Anche se sono state decise per salvaguardare la vita, le misure di confino non sono state ben accolte da un numero considerabile di persone, spinte da interessi e necessità ben diverse.
Ignoranza, interessi di partito, interessi economici e fanatismi politici a parte, molte delle persone che si sentono col diritto di esigere il sollevamento delle restrizioni sono quelli soffocati dalle necessità di pagare puntualmente l’affitto, per citare solo un esempio.
Il contagio o la fame, il dilemma dei lavoratori informali durante la pandemia di COVID-19, è una notizia preoccupante per l’Organizzazione Internazionale del Lavoro (OIL), infatti l’istituzione riconosce che 1600 milioni dei 2000 milioni di lavoratori dell’economia informale sono colpiti dalle misure di confino.
La maggioranza di queste persone non hanno altri mezzi di sussistenza, per ciò affrontano un dilemma che praticamente non può essere risolto: morire di fame o per il virus, riconosce l’organizzazione.
Per i 67 milioni di lavoratori domestici del mondo, di cui il 75% è informale, la disoccupazione rappresenta una minaccia tanto grande come lo stesso virus, sottolinea.
“La crisi di COVID-19 sta esacerbando le vulnerabilità e le disuguaglianze esistenti”, ha considerato Philippe Marcadent, funzionario dell’OIL.
Per questo, l’esperto ha raccomandato risposte politiche che garantiscano che l’appoggio arrivi ai lavoratori e le aziende che hanno più bisogno di aiuto.
Asfissiati dai modelli politici nei quali non esiste spazio per il riposo, la malattia od un altro tipo di contingenza, migliaia di persone si lamentano per la conseguenza più che per la causa del problema, quella che li ha portati a simile livello di vulnerabilità.
Perché nonostante avere una casa, accesso alla salute pubblica e cibo sono i diritti fondamentali, per milioni di persone ottenere ciò è un compito titanico giorno dopo giorno. Tutto questo, dice il Premio Nobel di Economia, Joseph Stiglitz, è il risultato di 40 anni di spietato neoliberalismo nel quale l’appetito vorace delle privatizzazioni ha lasciato completamente disarmati centinaia di stati.

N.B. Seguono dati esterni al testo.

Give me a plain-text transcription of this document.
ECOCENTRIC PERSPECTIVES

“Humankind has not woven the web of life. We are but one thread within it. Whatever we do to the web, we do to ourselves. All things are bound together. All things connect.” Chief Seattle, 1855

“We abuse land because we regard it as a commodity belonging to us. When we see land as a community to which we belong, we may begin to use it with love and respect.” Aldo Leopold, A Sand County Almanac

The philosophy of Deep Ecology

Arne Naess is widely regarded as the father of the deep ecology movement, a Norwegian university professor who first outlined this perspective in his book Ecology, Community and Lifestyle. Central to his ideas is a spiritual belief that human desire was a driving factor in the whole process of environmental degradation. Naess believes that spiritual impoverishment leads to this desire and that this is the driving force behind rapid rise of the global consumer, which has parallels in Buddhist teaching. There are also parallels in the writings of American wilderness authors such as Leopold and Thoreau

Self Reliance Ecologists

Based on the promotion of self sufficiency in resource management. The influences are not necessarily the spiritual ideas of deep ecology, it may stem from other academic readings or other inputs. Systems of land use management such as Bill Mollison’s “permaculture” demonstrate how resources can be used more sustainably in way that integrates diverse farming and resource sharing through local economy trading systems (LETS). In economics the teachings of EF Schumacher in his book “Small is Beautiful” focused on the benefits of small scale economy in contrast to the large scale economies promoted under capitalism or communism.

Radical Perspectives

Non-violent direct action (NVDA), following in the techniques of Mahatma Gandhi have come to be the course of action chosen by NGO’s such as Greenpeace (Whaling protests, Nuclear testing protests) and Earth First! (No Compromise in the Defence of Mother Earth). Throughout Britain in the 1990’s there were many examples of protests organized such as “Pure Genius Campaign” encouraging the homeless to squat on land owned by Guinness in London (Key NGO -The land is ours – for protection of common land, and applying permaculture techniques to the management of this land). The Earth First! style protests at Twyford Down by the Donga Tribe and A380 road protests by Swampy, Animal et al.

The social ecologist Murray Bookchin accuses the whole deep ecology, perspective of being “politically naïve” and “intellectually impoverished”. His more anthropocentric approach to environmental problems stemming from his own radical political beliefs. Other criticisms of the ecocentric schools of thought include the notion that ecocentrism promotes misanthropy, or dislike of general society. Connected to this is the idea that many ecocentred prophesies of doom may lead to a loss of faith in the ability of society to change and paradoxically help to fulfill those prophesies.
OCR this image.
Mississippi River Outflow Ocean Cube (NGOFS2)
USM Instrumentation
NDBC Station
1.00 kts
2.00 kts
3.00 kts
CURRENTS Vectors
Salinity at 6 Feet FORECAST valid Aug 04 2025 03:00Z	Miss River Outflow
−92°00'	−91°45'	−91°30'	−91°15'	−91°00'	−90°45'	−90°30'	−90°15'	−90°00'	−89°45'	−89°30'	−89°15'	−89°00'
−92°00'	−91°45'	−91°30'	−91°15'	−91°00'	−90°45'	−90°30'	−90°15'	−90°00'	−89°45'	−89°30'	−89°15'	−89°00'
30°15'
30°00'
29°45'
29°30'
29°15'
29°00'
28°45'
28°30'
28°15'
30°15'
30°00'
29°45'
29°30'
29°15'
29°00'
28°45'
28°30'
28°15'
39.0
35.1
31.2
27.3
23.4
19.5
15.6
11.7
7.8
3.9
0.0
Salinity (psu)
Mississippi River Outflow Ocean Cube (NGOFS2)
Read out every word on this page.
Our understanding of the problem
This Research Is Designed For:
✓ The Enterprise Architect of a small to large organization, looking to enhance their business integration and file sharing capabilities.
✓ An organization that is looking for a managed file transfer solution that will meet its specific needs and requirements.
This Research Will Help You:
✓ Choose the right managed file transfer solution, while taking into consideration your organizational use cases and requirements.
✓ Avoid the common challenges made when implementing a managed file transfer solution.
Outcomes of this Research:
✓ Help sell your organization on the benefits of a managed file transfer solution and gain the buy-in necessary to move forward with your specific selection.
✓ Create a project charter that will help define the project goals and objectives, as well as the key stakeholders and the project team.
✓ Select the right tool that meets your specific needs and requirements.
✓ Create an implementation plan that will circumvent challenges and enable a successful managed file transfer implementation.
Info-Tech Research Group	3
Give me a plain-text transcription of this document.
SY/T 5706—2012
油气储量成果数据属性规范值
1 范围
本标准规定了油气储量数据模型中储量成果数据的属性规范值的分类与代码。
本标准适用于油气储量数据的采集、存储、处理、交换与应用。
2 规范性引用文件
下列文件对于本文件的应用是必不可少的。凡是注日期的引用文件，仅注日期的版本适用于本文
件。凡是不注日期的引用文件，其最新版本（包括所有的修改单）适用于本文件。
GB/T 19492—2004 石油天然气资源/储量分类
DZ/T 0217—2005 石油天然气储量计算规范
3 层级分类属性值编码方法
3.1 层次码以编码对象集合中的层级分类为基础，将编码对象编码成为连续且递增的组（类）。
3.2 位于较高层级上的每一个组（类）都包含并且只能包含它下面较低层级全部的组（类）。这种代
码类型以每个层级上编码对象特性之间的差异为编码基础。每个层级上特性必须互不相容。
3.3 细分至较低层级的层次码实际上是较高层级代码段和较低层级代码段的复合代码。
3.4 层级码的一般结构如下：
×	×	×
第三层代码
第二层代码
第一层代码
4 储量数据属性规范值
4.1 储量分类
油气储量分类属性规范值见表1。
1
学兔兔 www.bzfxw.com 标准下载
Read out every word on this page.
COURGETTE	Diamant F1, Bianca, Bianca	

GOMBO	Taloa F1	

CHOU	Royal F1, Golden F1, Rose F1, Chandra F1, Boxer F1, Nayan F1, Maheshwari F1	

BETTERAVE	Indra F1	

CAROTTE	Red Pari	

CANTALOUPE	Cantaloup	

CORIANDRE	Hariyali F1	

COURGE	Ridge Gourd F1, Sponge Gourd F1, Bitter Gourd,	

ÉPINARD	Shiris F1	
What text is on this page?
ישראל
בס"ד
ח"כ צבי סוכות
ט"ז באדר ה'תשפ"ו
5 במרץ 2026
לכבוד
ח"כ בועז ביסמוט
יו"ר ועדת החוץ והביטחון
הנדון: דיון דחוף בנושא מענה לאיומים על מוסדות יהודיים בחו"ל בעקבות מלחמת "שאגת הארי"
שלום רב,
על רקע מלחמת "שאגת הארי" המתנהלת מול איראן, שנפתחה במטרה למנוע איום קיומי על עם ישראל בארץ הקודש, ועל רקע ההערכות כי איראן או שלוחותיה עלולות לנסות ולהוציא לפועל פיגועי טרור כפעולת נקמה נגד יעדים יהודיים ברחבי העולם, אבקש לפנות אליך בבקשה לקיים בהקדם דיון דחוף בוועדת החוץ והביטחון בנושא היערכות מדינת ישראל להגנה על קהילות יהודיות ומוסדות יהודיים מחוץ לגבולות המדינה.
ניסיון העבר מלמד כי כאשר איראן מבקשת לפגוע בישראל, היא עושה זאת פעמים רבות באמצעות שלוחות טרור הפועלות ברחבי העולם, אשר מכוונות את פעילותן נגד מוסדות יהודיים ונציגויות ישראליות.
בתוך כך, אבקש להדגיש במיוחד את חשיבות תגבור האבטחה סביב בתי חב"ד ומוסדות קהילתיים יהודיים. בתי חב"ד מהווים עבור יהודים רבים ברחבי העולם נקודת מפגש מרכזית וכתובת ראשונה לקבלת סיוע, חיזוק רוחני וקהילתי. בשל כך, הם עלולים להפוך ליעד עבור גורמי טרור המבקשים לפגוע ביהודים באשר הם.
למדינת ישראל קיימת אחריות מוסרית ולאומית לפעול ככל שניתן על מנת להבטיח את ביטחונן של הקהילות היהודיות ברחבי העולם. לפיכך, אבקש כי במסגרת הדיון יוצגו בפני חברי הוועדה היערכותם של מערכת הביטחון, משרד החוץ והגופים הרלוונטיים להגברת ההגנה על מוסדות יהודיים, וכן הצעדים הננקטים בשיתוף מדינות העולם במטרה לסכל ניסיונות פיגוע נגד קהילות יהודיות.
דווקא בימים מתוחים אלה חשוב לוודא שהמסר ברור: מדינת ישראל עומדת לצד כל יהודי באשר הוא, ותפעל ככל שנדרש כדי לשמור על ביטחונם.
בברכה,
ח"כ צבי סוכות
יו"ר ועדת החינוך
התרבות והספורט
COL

Infatti, invece dell’aiuto promesso verso le classi più svantaggiate, dopo decadi di neoliberalismo i frutti sono andati a finire a pochi nel vertice della piramide.
D’accordo coi suoi studi, l’economista ha rivelato che negli Stati Uniti, per esempio, la disuguaglianza è molto peggiorata.
La quota del fattore lavoro, la porzione delle entrate che arrivano ai lavoratori (sono esclusi dirigenti e banchieri) è scesa da un 75% nel 1980 ad un 60% nel 2019, cioè, una caduta del 15% in trenta anni, ha assicurato.
In senso contrario, ha aggiunto, il 10% della cupola, l’1% nel vertice e fino allo 0,1% ancora più su, si aggiudicano una porzione ogni volta maggiore della torta nazionale.
In questo modo, ha condannato, quell’1% ha duplicato ed il 0,1% ha aumentato le sue fortune quasi quattro volte negli ultimi 40 anni.
È più che evidente che l’apparizione di questo nuovo coronavirus non ha creato la disuguaglianza ma sì è riuscito a mettere in rilievo il suo lato più duro.
Così, migliaia di lavoratori credono di sentirsi oppressi per una misura che cerca di salvare le loro vite, quando in realtà la causa del problema è la riproduzione di politiche neoliberali che li sottomettono ad una terribile depredazione.
Si tratta di un modello ereditato e che molti, purtroppo, considerano normale.
D’accordo coi calcoli della Commissione Economica per America Latina ed i Caraibi (CEPAL), la pandemia della COVID-19 condurrà alla maggiore contrazione dell’attività economica nella storia della regione.
La sua segretaria esecutiva, Alicia Barcena, ha dichiarato che la pandemia ha reso visibili problemi strutturali del modello economico e le carenze dei sistemi di protezione sociale ed i regimi di benessere che oggi risultano molto cari.
Per ciò, ha aggiunto, dobbiamo avanzare verso la creazione di un Stato di benessere in base ad un nuovo patto che consideri il lato fiscale, quello sociale e quello produttivo.
Magari, in questo modo, preservare la salute non risulterà un ostacolo per la vita stessa.